Thomas Jefferson Papers

To Thomas Jefferson from Francis Eppes, 30 March 1787

From Francis Eppes

Eppington March 30. 1787.


I wrote you last fall and sent to the care of Messrs. Fulwar Skipwith and Co. a box containing about a bushel of the cones and berries of the Holly. The Ceeder berries accompanies this which will be convey’d in a vessle belonging to Messrs. Shore & McConnico of Petersburg bound to Havedegrass. Every method in my power has been tryd to procure the Murtle berries. Many Gentlemen in the lower country have promis’d to send me about a bushel, however as yet none have arrivd. As soon as they do they shall be forwarded by the first safe opportunity. I was at Monticello in September. It was then too early to determin with certainty what quantity of Tobacco woud be made, however I think the crop will not exceed fifty hhds. including what will be made in Bedford. I have not herd from the plantations or Colo. Lewis since I left them in September for which reason its out of my power to give you any satisfaction respecting them, tho’ supose Colo. Lewis has given you every information you wish as well as transmitted you the accounts for the last year, as he at present has the whole management of your affairs. You may assure your self my not acting does not proceed from any disrespect to you or an inclination to save my self trouble but from a thorow conviction that a business like yours can be manag’d to much greater advantage by one person on the spot than by any two men in this country seperated as far as Colo. Lewis and my self. Added to this I know you as well my self have full confidence in Colo. Lewis’s integrity and good management.

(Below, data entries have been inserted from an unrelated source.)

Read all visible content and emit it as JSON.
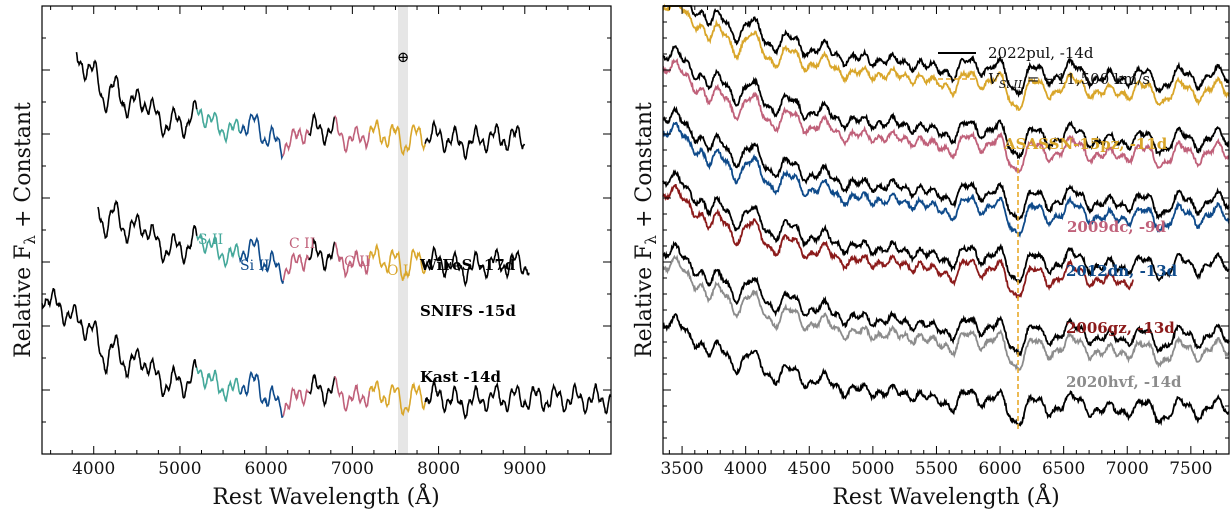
{
  "chart_data": [
    {
      "type": "line",
      "panel": "left",
      "xlabel": "Rest Wavelength (Å)",
      "ylabel": "Relative Fλ + Constant",
      "xlim": [
        3400,
        10000
      ],
      "ylim": [
        0,
        1
      ],
      "x_ticks": [
        4000,
        5000,
        6000,
        7000,
        8000,
        9000
      ],
      "telluric_band": [
        7560,
        7650
      ],
      "telluric_symbol": "⊕",
      "grid": false,
      "series": [
        {
          "name": "WiFeS -17d",
          "color": "#000000",
          "x_start": 3800,
          "x_end": 9000,
          "offset": 0.7
        },
        {
          "name": "SNIFS -15d",
          "color": "#000000",
          "x_start": 4050,
          "x_end": 9050,
          "offset": 0.42
        },
        {
          "name": "Kast -14d",
          "color": "#000000",
          "x_start": 3400,
          "x_end": 10000,
          "offset": 0.12
        }
      ],
      "ion_regions": [
        {
          "ion": "S II",
          "color": "#44a89a",
          "range": [
            5200,
            5700
          ]
        },
        {
          "ion": "Si II",
          "color": "#0e4a8a",
          "range": [
            5700,
            6200
          ]
        },
        {
          "ion": "C II",
          "color": "#c0617a",
          "range": [
            6200,
            6500
          ]
        },
        {
          "ion": "C II",
          "color": "#c0617a",
          "range": [
            6800,
            7200
          ]
        },
        {
          "ion": "O I",
          "color": "#d9a62a",
          "range": [
            7200,
            7850
          ]
        }
      ]
    },
    {
      "type": "line",
      "panel": "right",
      "xlabel": "Rest Wavelength (Å)",
      "ylabel": "Relative Fλ + Constant",
      "xlim": [
        3350,
        7800
      ],
      "ylim": [
        0,
        1
      ],
      "x_ticks": [
        3500,
        4000,
        4500,
        5000,
        5500,
        6000,
        6500,
        7000,
        7500
      ],
      "vline_x": 6110,
      "grid": false,
      "legend": {
        "position": "top-right",
        "entries": [
          {
            "label": "2022pul, -14d",
            "style": "solid",
            "color": "#000000"
          },
          {
            "label": "V_Si II = −11,500 km/s",
            "label_main": "V",
            "label_sub": "Si II",
            "label_rest": " = −11,500 km/s",
            "style": "dashed",
            "color": "#e8a92a"
          }
        ]
      },
      "series": [
        {
          "name": "ASASSN-15pz, -11d",
          "color": "#d9a62a",
          "offset": 0.8
        },
        {
          "name": "2009dc, -9d",
          "color": "#c0617a",
          "offset": 0.66
        },
        {
          "name": "2012dn, -13d",
          "color": "#0e4a8a",
          "offset": 0.52
        },
        {
          "name": "2006gz, -13d",
          "color": "#8b1a1a",
          "offset": 0.38
        },
        {
          "name": "2020hvf, -14d",
          "color": "#8c8c8c",
          "offset": 0.22
        },
        {
          "name": "2022pul, -14d",
          "color": "#000000",
          "offset": null
        }
      ]
    }
  ],
  "left": {
    "ylabel_main": "Relative F",
    "ylabel_sub": "λ",
    "ylabel_rest": " + Constant",
    "xlabel": "Rest Wavelength (Å)",
    "labels": {
      "wifes": "WiFeS -17d",
      "snifs": "SNIFS -15d",
      "kast": "Kast -14d",
      "s2": "S II",
      "si2": "Si II",
      "c2a": "C II",
      "c2b": "C II",
      "o1": "O I",
      "earth": "⊕"
    }
  },
  "right": {
    "ylabel_main": "Relative F",
    "ylabel_sub": "λ",
    "ylabel_rest": " + Constant",
    "xlabel": "Rest Wavelength (Å)",
    "labels": {
      "asassn": "ASASSN-15pz, -11d",
      "sn2009dc": "2009dc, -9d",
      "sn2012dn": "2012dn, -13d",
      "sn2006gz": "2006gz, -13d",
      "sn2020hvf": "2020hvf, -14d"
    }
  }
}
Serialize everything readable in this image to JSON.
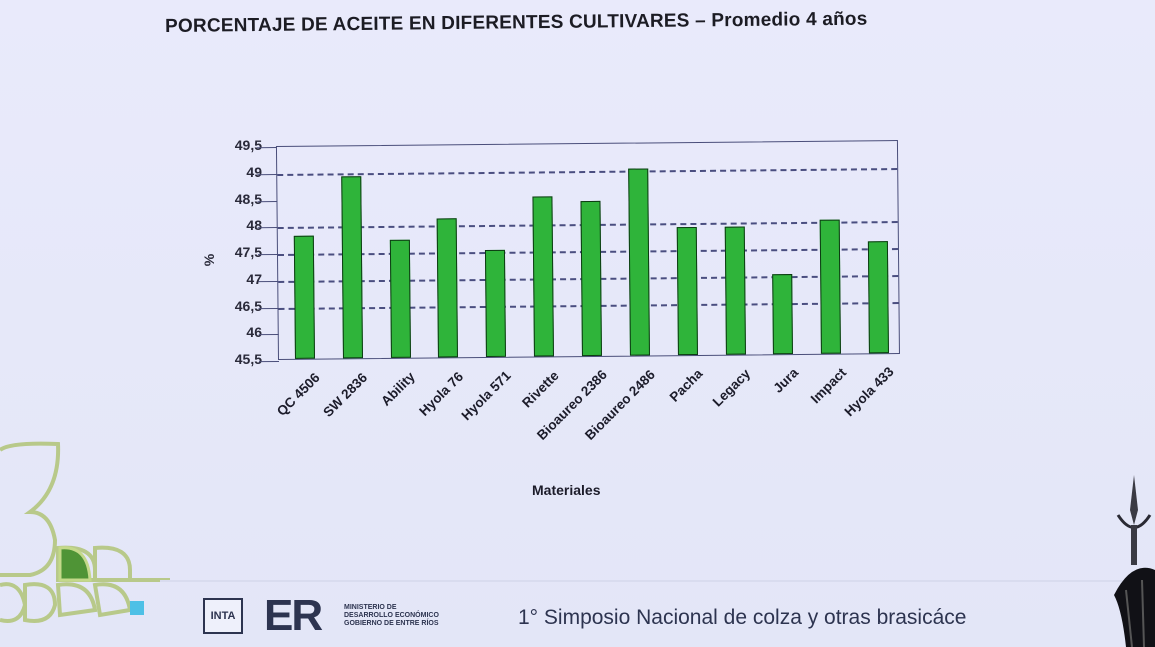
{
  "slide": {
    "title": "PORCENTAJE DE ACEITE EN DIFERENTES CULTIVARES – Promedio 4 años",
    "footer": {
      "inta_logo": "INTA",
      "er_logo": "ER",
      "ministry_lines": [
        "MINISTERIO DE",
        "DESARROLLO ECONÓMICO",
        "GOBIERNO DE ENTRE RÍOS"
      ],
      "event": "1° Simposio Nacional de colza y otras brasicáce"
    }
  },
  "chart_data": {
    "type": "bar",
    "title": "PORCENTAJE DE ACEITE EN DIFERENTES CULTIVARES – Promedio 4 años",
    "xlabel": "Materiales",
    "ylabel": "%",
    "ylim": [
      45.5,
      49.5
    ],
    "yticks": [
      "45,5",
      "46",
      "46,5",
      "47",
      "47,5",
      "48",
      "48,5",
      "49",
      "49,5"
    ],
    "grid": true,
    "gridlines": [
      46.5,
      47,
      47.5,
      48,
      49
    ],
    "bar_color": "#2fb43a",
    "categories": [
      "QC 4506",
      "SW 2836",
      "Ability",
      "Hyola 76",
      "Hyola 571",
      "Rivette",
      "Bioaureo 2386",
      "Bioaureo 2486",
      "Pacha",
      "Legacy",
      "Jura",
      "Impact",
      "Hyola 433"
    ],
    "values": [
      47.8,
      48.9,
      47.7,
      48.1,
      47.5,
      48.5,
      48.4,
      49.0,
      47.9,
      47.9,
      47.0,
      48.0,
      47.6
    ]
  }
}
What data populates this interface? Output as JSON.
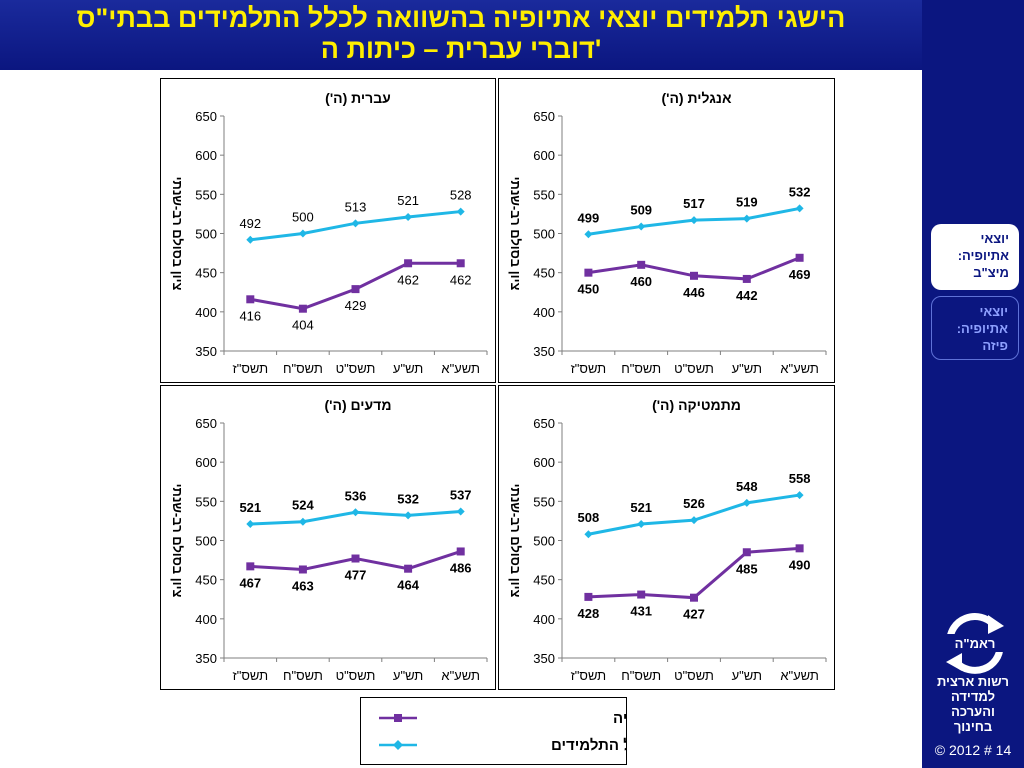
{
  "slide": {
    "title_line1": "הישגי תלמידים יוצאי אתיופיה בהשוואה לכלל התלמידים בבתי\"ס",
    "title_line2": "דוברי עברית – כיתות ה'"
  },
  "nav": {
    "active": [
      "יוצאי",
      "אתיופיה:",
      "מיצ\"ב"
    ],
    "inactive": [
      "יוצאי",
      "אתיופיה:",
      "פיזה"
    ]
  },
  "logo": {
    "badge": "ראמ\"ה",
    "text": [
      "רשות ארצית",
      "למדידה",
      "והערכה",
      "בחינוך"
    ]
  },
  "footer": "© 2012 # 14",
  "legend": {
    "series_ethiopia": "תלמידים יוצאי אתיופיה",
    "series_all": "כלל  התלמידים"
  },
  "colors": {
    "ethiopia": "#7030a0",
    "all": "#1fb7e6",
    "title": "#ffef00",
    "navy": "#0b1680"
  },
  "chart_data": [
    {
      "type": "line",
      "title": "עברית (ה')",
      "ylabel": "ציון בסולם רב-שנתי",
      "categories": [
        "תשס\"ז",
        "תשס\"ח",
        "תשס\"ט",
        "תש\"ע",
        "תשע\"א"
      ],
      "ylim": [
        350,
        650
      ],
      "yticks": [
        350,
        400,
        450,
        500,
        550,
        600,
        650
      ],
      "series": [
        {
          "name": "כלל  התלמידים",
          "values": [
            492,
            500,
            513,
            521,
            528
          ]
        },
        {
          "name": "תלמידים יוצאי אתיופיה",
          "values": [
            416,
            404,
            429,
            462,
            462
          ]
        }
      ],
      "grid": false,
      "bold_labels": false
    },
    {
      "type": "line",
      "title": "אנגלית (ה')",
      "ylabel": "ציון בסולם רב-שנתי",
      "categories": [
        "תשס\"ז",
        "תשס\"ח",
        "תשס\"ט",
        "תש\"ע",
        "תשע\"א"
      ],
      "ylim": [
        350,
        650
      ],
      "yticks": [
        350,
        400,
        450,
        500,
        550,
        600,
        650
      ],
      "series": [
        {
          "name": "כלל  התלמידים",
          "values": [
            499,
            509,
            517,
            519,
            532
          ]
        },
        {
          "name": "תלמידים יוצאי אתיופיה",
          "values": [
            450,
            460,
            446,
            442,
            469
          ]
        }
      ],
      "grid": false,
      "bold_labels": true
    },
    {
      "type": "line",
      "title": "מדעים (ה')",
      "ylabel": "ציון בסולם רב-שנתי",
      "categories": [
        "תשס\"ז",
        "תשס\"ח",
        "תשס\"ט",
        "תש\"ע",
        "תשע\"א"
      ],
      "ylim": [
        350,
        650
      ],
      "yticks": [
        350,
        400,
        450,
        500,
        550,
        600,
        650
      ],
      "series": [
        {
          "name": "כלל  התלמידים",
          "values": [
            521,
            524,
            536,
            532,
            537
          ]
        },
        {
          "name": "תלמידים יוצאי אתיופיה",
          "values": [
            467,
            463,
            477,
            464,
            486
          ]
        }
      ],
      "grid": false,
      "bold_labels": true
    },
    {
      "type": "line",
      "title": "מתמטיקה (ה')",
      "ylabel": "ציון בסולם רב-שנתי",
      "categories": [
        "תשס\"ז",
        "תשס\"ח",
        "תשס\"ט",
        "תש\"ע",
        "תשע\"א"
      ],
      "ylim": [
        350,
        650
      ],
      "yticks": [
        350,
        400,
        450,
        500,
        550,
        600,
        650
      ],
      "series": [
        {
          "name": "כלל  התלמידים",
          "values": [
            508,
            521,
            526,
            548,
            558
          ]
        },
        {
          "name": "תלמידים יוצאי אתיופיה",
          "values": [
            428,
            431,
            427,
            485,
            490
          ]
        }
      ],
      "grid": false,
      "bold_labels": true
    }
  ]
}
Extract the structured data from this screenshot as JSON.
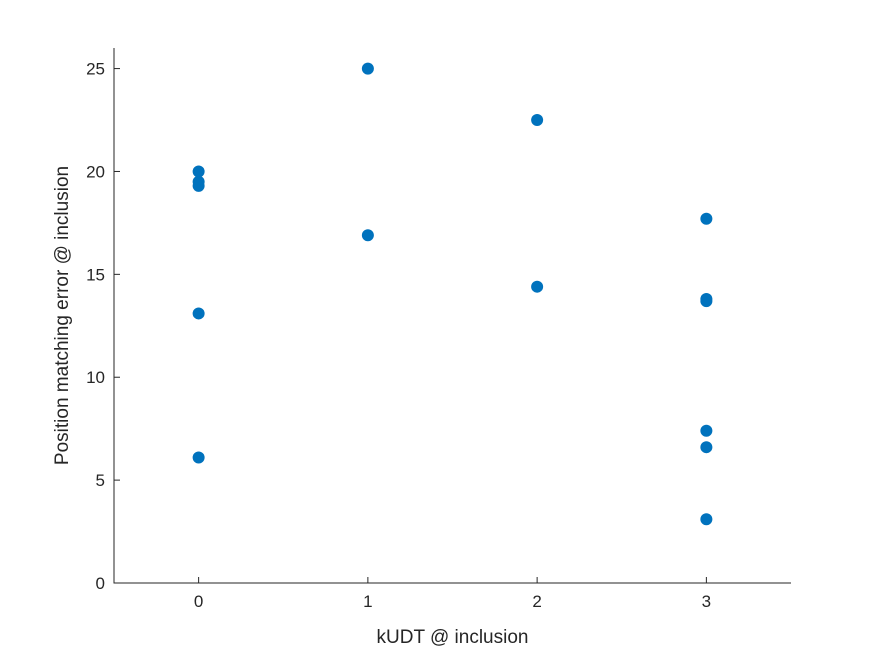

Polly is very well and will sail by the first good opportunity. We have some expectations that she will go under the protection of the French Consol and his Lady who we hear intend for Europe this Spring. A Friend of Mine has Writen to the Consol on the subject and I expect an answer every moment. She is in high health and I hope will be able to bare the Fatigues of the voyage very well. We are all well and unite in our wishes for your health and happyness. I have inclosd you a letter from Mr. Beall of Wmburg. which will inform you of the fate of the claret you were so obliging as to send us. The two boxes shipped by Mr. Bondfield are arrived. One we have got at home, the other we shall shortly have as its in possession of a Friend of mine. I am Dr. Sir with much esteem Your Friend & Sevt.,

Frans. Fppes

RC (ViU); addressed and endorsed. Recorded in SJL as received 27 May 1787 at Bordeaux. Enclosure: Samuel Beall to Daniel McCullum, Williamsburg, 3 Dec. 1786, informing him that the “Vessel that is said to have brought the Claret for Mr. Eppes, discharged under the care of Mr. Bonfield, Nephew to Mr. Jno. Bondfield of Bordeaux and the goods were stored with Messrs. Coopers of Portsmouth”; that some of the cargo had been sent from Portsmouth by Bondfield for him to sell; and that he would write at once to obtain information about the claret (MHi).

The friend who wrote to the French consol (Martin Oster) evidently did not know that Mrs. Oster was going to France alone and that her voyage was an intentional separation from Oster (see Blair to TJ, 28 Mch. 1787; Banister to TJ, 6 May 1787).